The genetic basis of FTD is not fully understood and is a topic of active research. A number of genes have been identified over the past few years on chromosomes 3, 9 and 17, although only two are common. The first gene, on chromosome 17, codes for the microtubule-associated protein tau (MAPT); mutations of the tau gene cause FTD with associated clinical features of Parkinson disease and tau-positive inclusions in the brain. The second gene, also on chromosome 17, discovered in 2006, codes for progranulin (PGN); mutations of the progranulin gene give rise to FTD associated with ubiquitin positive inclusions in nerve cells. Both the tau and PGN gene mutations are inherited in an autosomal dominant pattern. This means that each child of someone with the tau or PGN mutation has a 50% likelihood of inheriting the mutation. Those with the mutation are destined to develop the dementia. Together, the tau and PGN gene mutations account for about half of the cases of familial FTD. This means that there is currently a 50 – 50 chance of finding a mutation in someone with familial FTD, further, there are other responsible genes yet to be discovered.

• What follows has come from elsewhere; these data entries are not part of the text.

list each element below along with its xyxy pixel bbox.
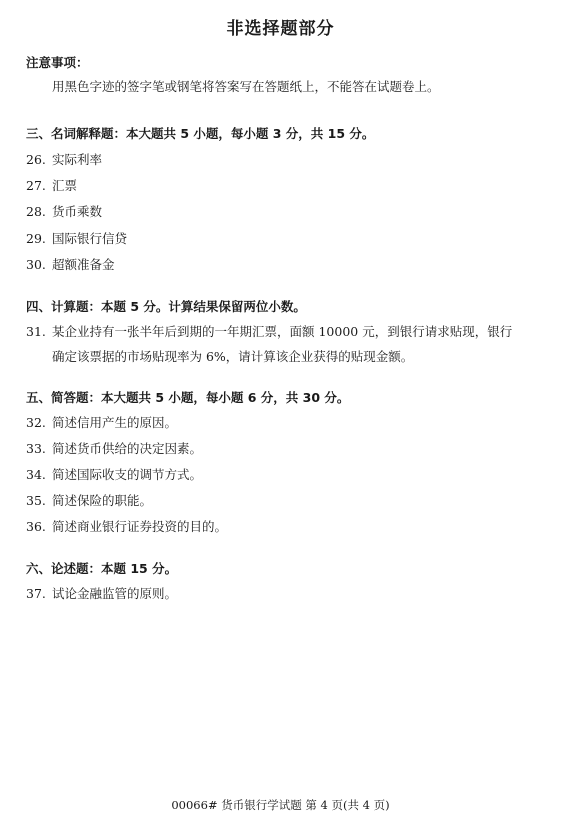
question-item: 35.简述保险的职能。 [26,491,152,509]
question-item: 31.某企业持有一张半年后到期的一年期汇票，面额 10000 元，到银行请求贴现… [26,322,512,340]
question-text: 汇票 [52,178,77,193]
question-number: 35. [26,493,52,508]
question-item: 36.简述商业银行证券投资的目的。 [26,517,227,535]
section-heading-essay: 六、论述题：本题 15 分。 [26,559,177,577]
question-text: 简述保险的职能。 [52,493,152,508]
question-item: 27.汇票 [26,176,77,194]
question-number: 36. [26,519,52,534]
section-heading-term-explanation: 三、名词解释题：本大题共 5 小题，每小题 3 分，共 15 分。 [26,124,374,142]
section-heading-calculation: 四、计算题：本题 5 分。计算结果保留两位小数。 [26,297,306,315]
question-number: 26. [26,152,52,167]
notice-heading: 注意事项： [26,53,89,71]
page-footer: 00066# 货币银行学试题 第 4 页(共 4 页) [0,797,561,813]
question-text: 超额准备金 [52,257,115,272]
question-number: 31. [26,324,52,339]
section-heading-short-answer: 五、简答题：本大题共 5 小题，每小题 6 分，共 30 分。 [26,388,349,406]
question-number: 30. [26,257,52,272]
question-number: 32. [26,415,52,430]
question-number: 28. [26,204,52,219]
question-item: 34.简述国际收支的调节方式。 [26,465,202,483]
question-item: 33.简述货币供给的决定因素。 [26,439,202,457]
question-text: 某企业持有一张半年后到期的一年期汇票，面额 10000 元，到银行请求贴现，银行 [52,324,512,339]
question-text-continuation: 确定该票据的市场贴现率为 6%，请计算该企业获得的贴现金额。 [52,347,413,365]
question-text: 简述货币供给的决定因素。 [52,441,202,456]
page-title: 非选择题部分 [0,14,561,39]
question-item: 29.国际银行信贷 [26,229,127,247]
question-item: 28.货币乘数 [26,202,102,220]
question-text: 国际银行信贷 [52,231,127,246]
question-number: 27. [26,178,52,193]
question-text: 货币乘数 [52,204,102,219]
question-text: 简述商业银行证券投资的目的。 [52,519,227,534]
question-text: 简述国际收支的调节方式。 [52,467,202,482]
question-number: 34. [26,467,52,482]
question-text: 简述信用产生的原因。 [52,415,177,430]
question-number: 33. [26,441,52,456]
notice-body: 用黑色字迹的签字笔或钢笔将答案写在答题纸上，不能答在试题卷上。 [52,77,440,95]
question-item: 30.超额准备金 [26,255,115,273]
question-text: 试论金融监管的原则。 [52,586,177,601]
question-item: 37.试论金融监管的原则。 [26,584,177,602]
question-item: 32.简述信用产生的原因。 [26,413,177,431]
question-text: 实际利率 [52,152,102,167]
question-number: 29. [26,231,52,246]
question-number: 37. [26,586,52,601]
question-item: 26.实际利率 [26,150,102,168]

Studies have shown that the likelihood of having a gene mutation, if there is no family history of dementia (or Motor Neurone Disease), is extremely low. We therefore do not recommend gene screening in sporadic cases. Gene screening should be considered for patients with familial FTD after discussion with the person, their family or both. It may be recommended for first degree relatives of people with familial FTD, but only after counselling by an appropriately trained person, typically in a medical genetic department, to ensure that those tested realise the implications of testing positive. This is not something to be undertaken lightly. It is recommended only in cases when a gene mutation has already been found in the person with FTD, or sometimes if there is a strong family history of possible FTD (two or more affected members), but the affected members have deceased before a mutation was established.